Begriff und Definition: Erkennungsdienstliche Maßnahmen

Erkennungsdienstliche Maßnahmen sind polizeiliche Maßnahmen, die der Identitätsfeststellung und -sicherung von Personen dienen. Sie umfassen insbesondere die Aufnahme von Fingerabdrücken, die Fertigung von Lichtbildern (Fotografien) sowie die Erhebung biometrischer Daten und die Sicherung weiterer äußerlicher Merkmale einer Person. Die Grundlage für die Durchführung derartiger Maßnahmen findet sich in den Polizeigesetzen der Bundesländer sowie im Strafprozessrecht.

Rechtliche Grundlage in Deutschland

Strafprozessrecht (StPO)

Die zentrale Rechtsgrundlage für erkennungsdienstliche Maßnahmen im Strafverfahren bildet § 81b der Strafprozessordnung (StPO).

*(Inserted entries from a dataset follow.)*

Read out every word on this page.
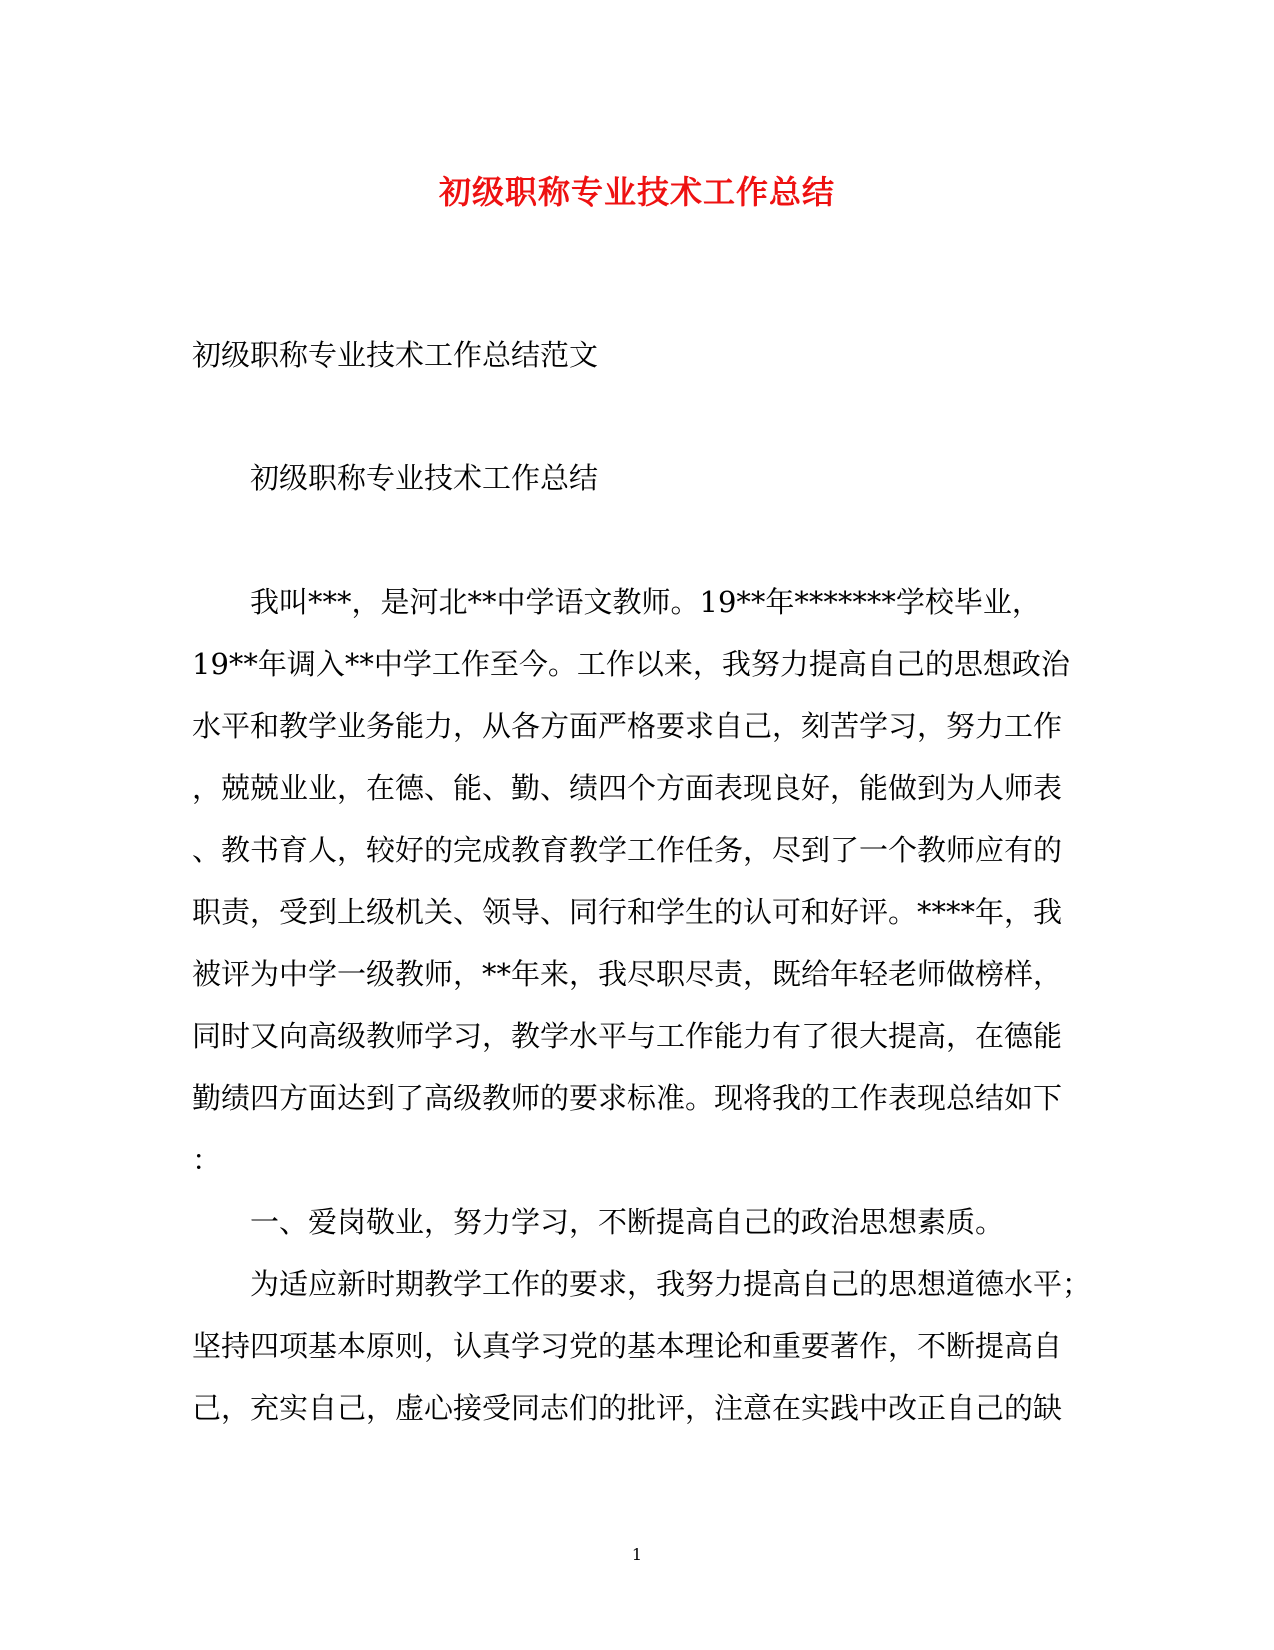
初级职称专业技术工作总结
初级职称专业技术工作总结范文
初级职称专业技术工作总结
我叫***，是河北**中学语文教师。19**年*******学校毕业，
19**年调入**中学工作至今。工作以来，我努力提高自己的思想政治
水平和教学业务能力，从各方面严格要求自己，刻苦学习，努力工作
，兢兢业业，在德、能、勤、绩四个方面表现良好，能做到为人师表
、教书育人，较好的完成教育教学工作任务，尽到了一个教师应有的
职责，受到上级机关、领导、同行和学生的认可和好评。****年，我
被评为中学一级教师，**年来，我尽职尽责，既给年轻老师做榜样，
同时又向高级教师学习，教学水平与工作能力有了很大提高，在德能
勤绩四方面达到了高级教师的要求标准。现将我的工作表现总结如下
：
一、爱岗敬业，努力学习，不断提高自己的政治思想素质。
为适应新时期教学工作的要求，我努力提高自己的思想道德水平；
坚持四项基本原则，认真学习党的基本理论和重要著作，不断提高自
己，充实自己，虚心接受同志们的批评，注意在实践中改正自己的缺
1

Dort wird differenziert zwischen Maßnahmen zur Aufklärung einer Straftat und solchen zur Vorbeugung künftiger Straftaten:

  • § 81b Alt. 1 StPO ermöglicht die Durchführung von erkennungsdienstlichen Maßnahmen, soweit dies für die Zwecke der Durchführung eines Strafverfahrens erforderlich ist. Hierzu zählen beispielsweise die Dokumentation äußerer Merkmale zur Identifizierung des Beschuldigten im Rahmen des konkreten Strafverfahrens.
  • § 81b Alt. 2 StPO gestattet die Anordnung solcher Maßnahmen auch zur vorbeugenden Zwecke, insbesondere um die betroffene Person im Falle weiterer Straftaten identifizieren zu können.

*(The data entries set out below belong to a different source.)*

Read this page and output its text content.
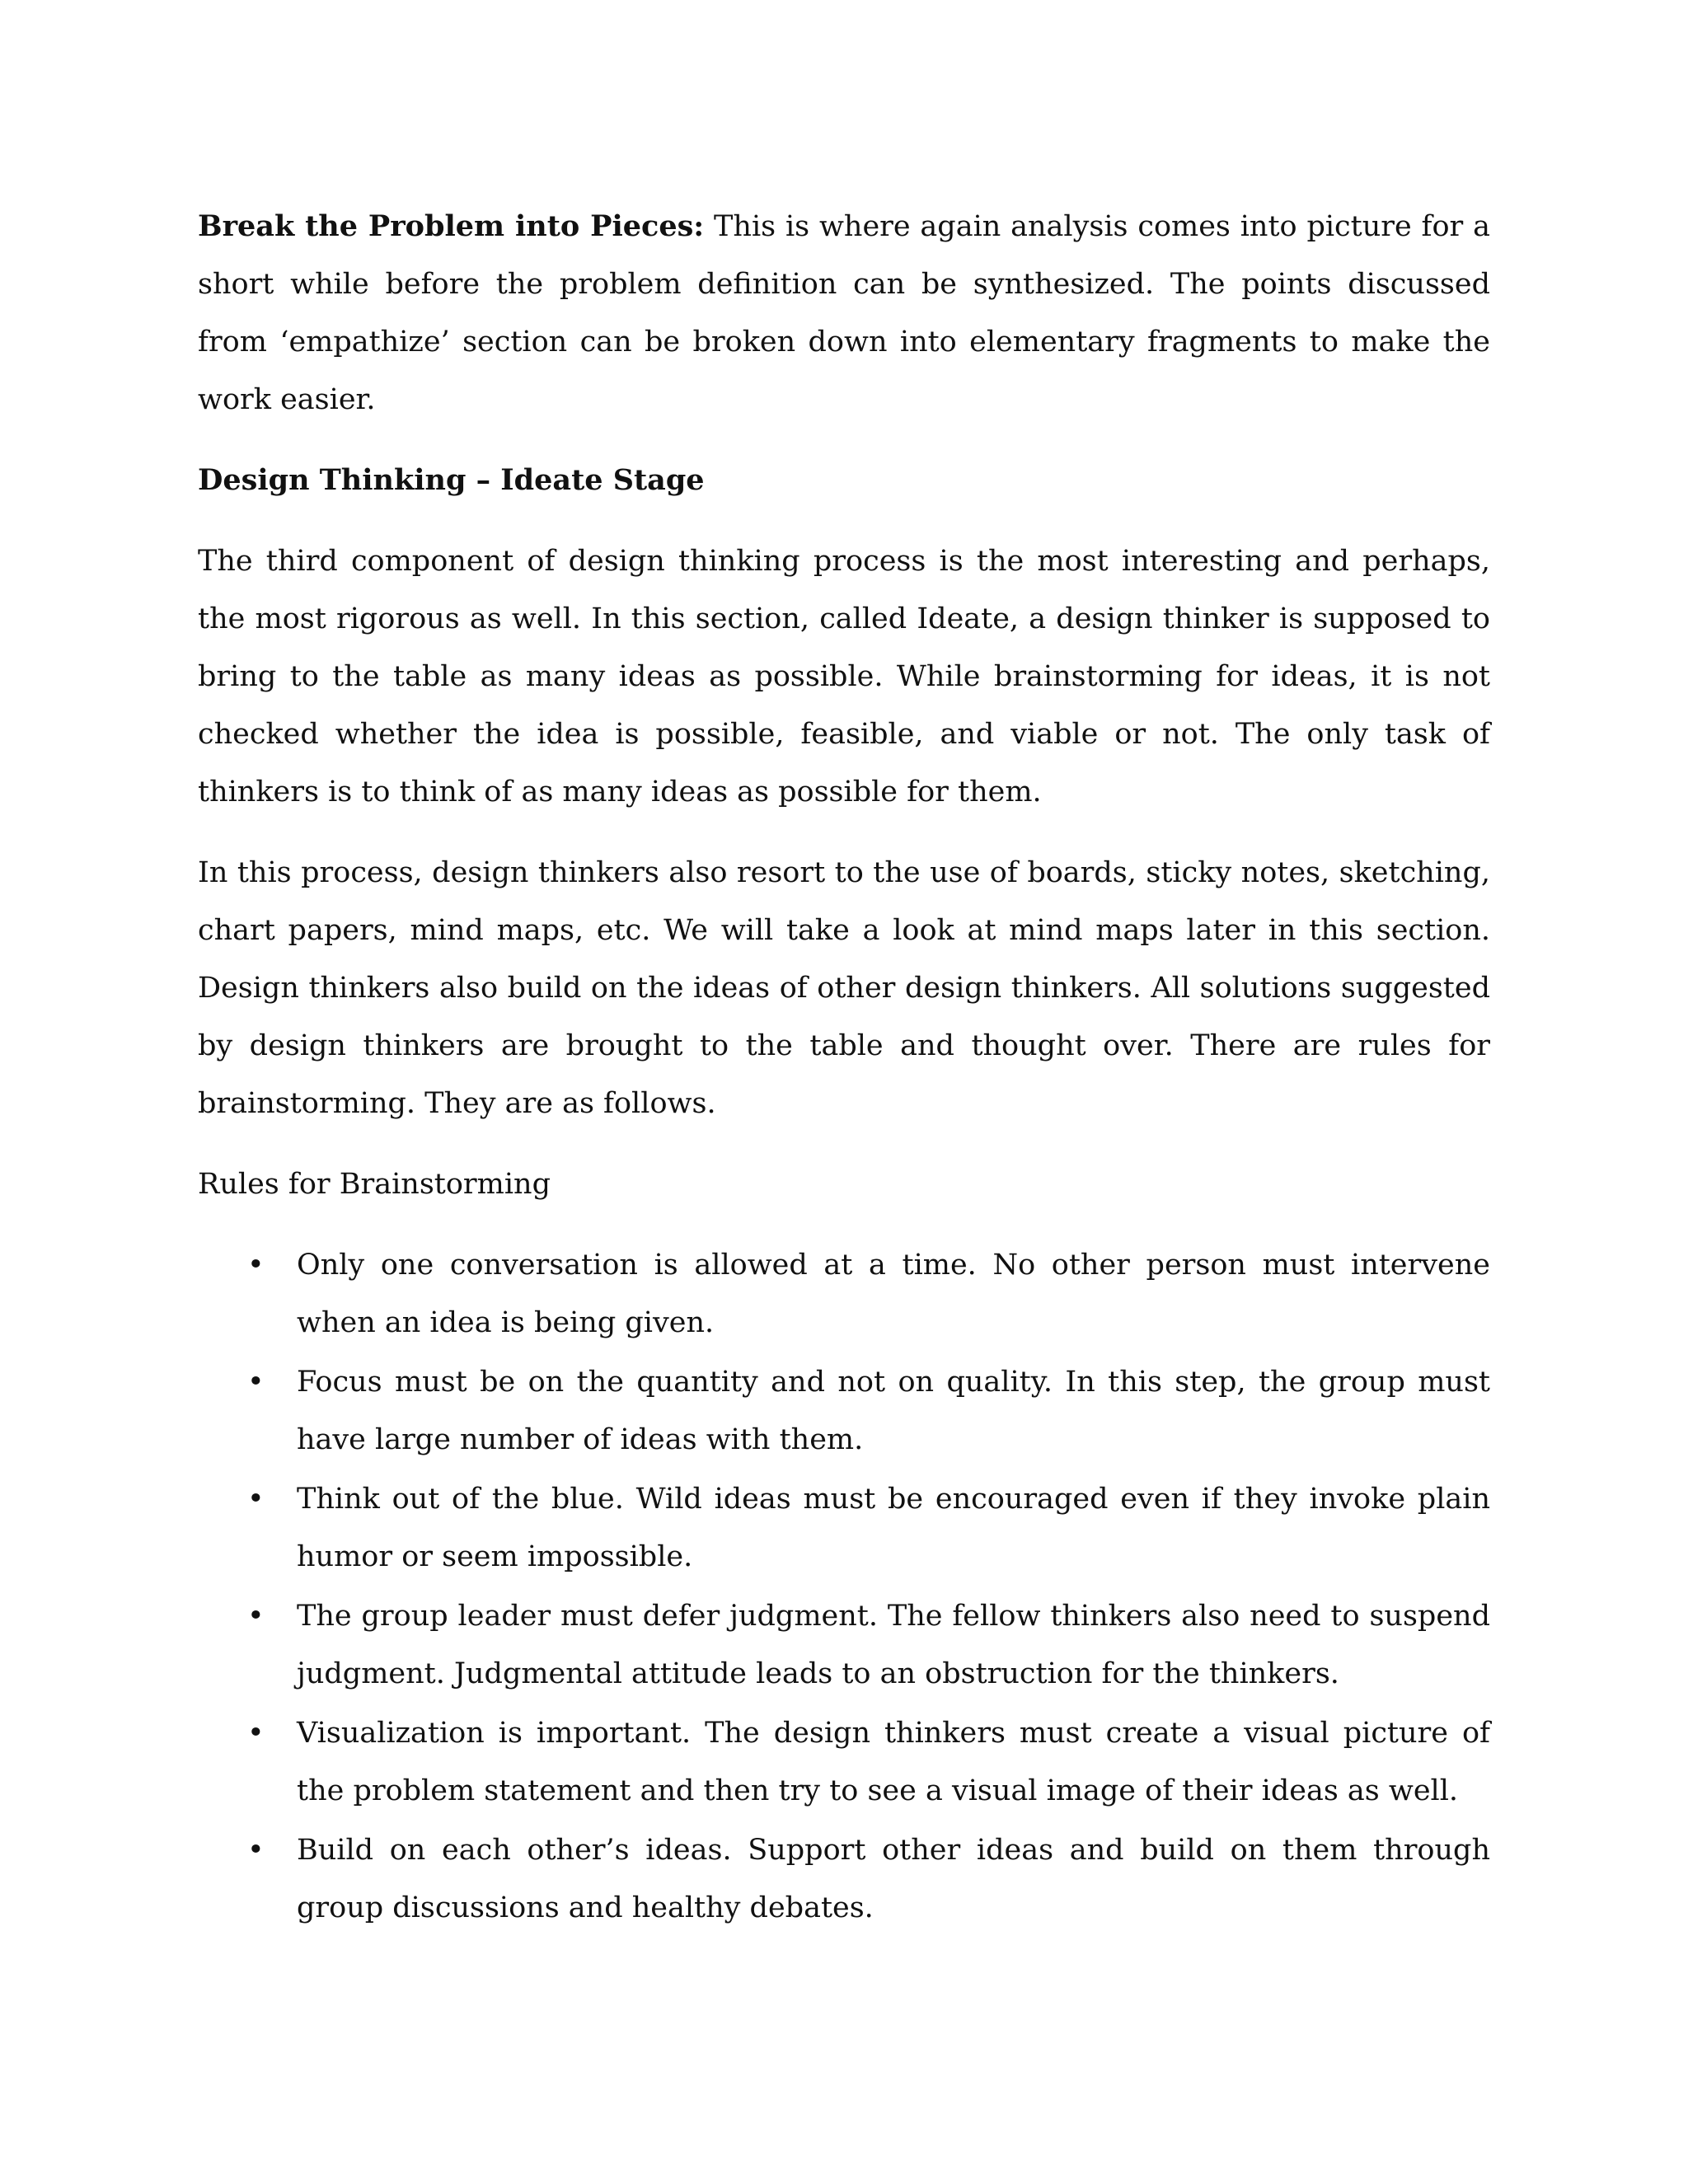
Break the Problem into Pieces: This is where again analysis comes into picture for a short while before the problem definition can be synthesized. The points discussed from ‘empathize’ section can be broken down into elementary fragments to make the work easier.

Design Thinking – Ideate Stage

The third component of design thinking process is the most interesting and perhaps, the most rigorous as well. In this section, called Ideate, a design thinker is supposed to bring to the table as many ideas as possible. While brainstorming for ideas, it is not checked whether the idea is possible, feasible, and viable or not. The only task of thinkers is to think of as many ideas as possible for them.

In this process, design thinkers also resort to the use of boards, sticky notes, sketching, chart papers, mind maps, etc. We will take a look at mind maps later in this section. Design thinkers also build on the ideas of other design thinkers. All solutions suggested by design thinkers are brought to the table and thought over. There are rules for brainstorming. They are as follows.

Rules for Brainstorming

• Only one conversation is allowed at a time. No other person must intervene when an idea is being given.
• Focus must be on the quantity and not on quality. In this step, the group must have large number of ideas with them.
• Think out of the blue. Wild ideas must be encouraged even if they invoke plain humor or seem impossible.
• The group leader must defer judgment. The fellow thinkers also need to suspend judgment. Judgmental attitude leads to an obstruction for the thinkers.
• Visualization is important. The design thinkers must create a visual picture of the problem statement and then try to see a visual image of their ideas as well.
• Build on each other’s ideas. Support other ideas and build on them through group discussions and healthy debates.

Die Maßnahmen können sich gegen Beschuldigte, bei Vorliegen bestimmter Voraussetzungen aber auch gegen Zeugen oder andere Personen richten, sofern dies zur Strafverfolgung in besonderem Maße geboten erscheint.

Polizeirecht (präventive Maßnahmen)

Im Polizeirecht ermöglichen die Landespolizeigesetze die Durchführung erkennungsdienstlicher Maßnahmen auch unabhängig von einem Strafverfahren, etwa zur Gefahrenabwehr oder zur Vorbeugung künftiger Straftaten. Die Regelungen variieren dabei leicht zwischen den Bundesländern, besitzen jedoch grundsätzlich ähnliche Voraussetzungen und Zweckrichtungen. Typische Bestimmungen finden sich beispielsweise in § 32 des Bundespolizeigesetzes (BPolG) sowie in den entsprechenden Paragrafen der Landespolizeigesetze.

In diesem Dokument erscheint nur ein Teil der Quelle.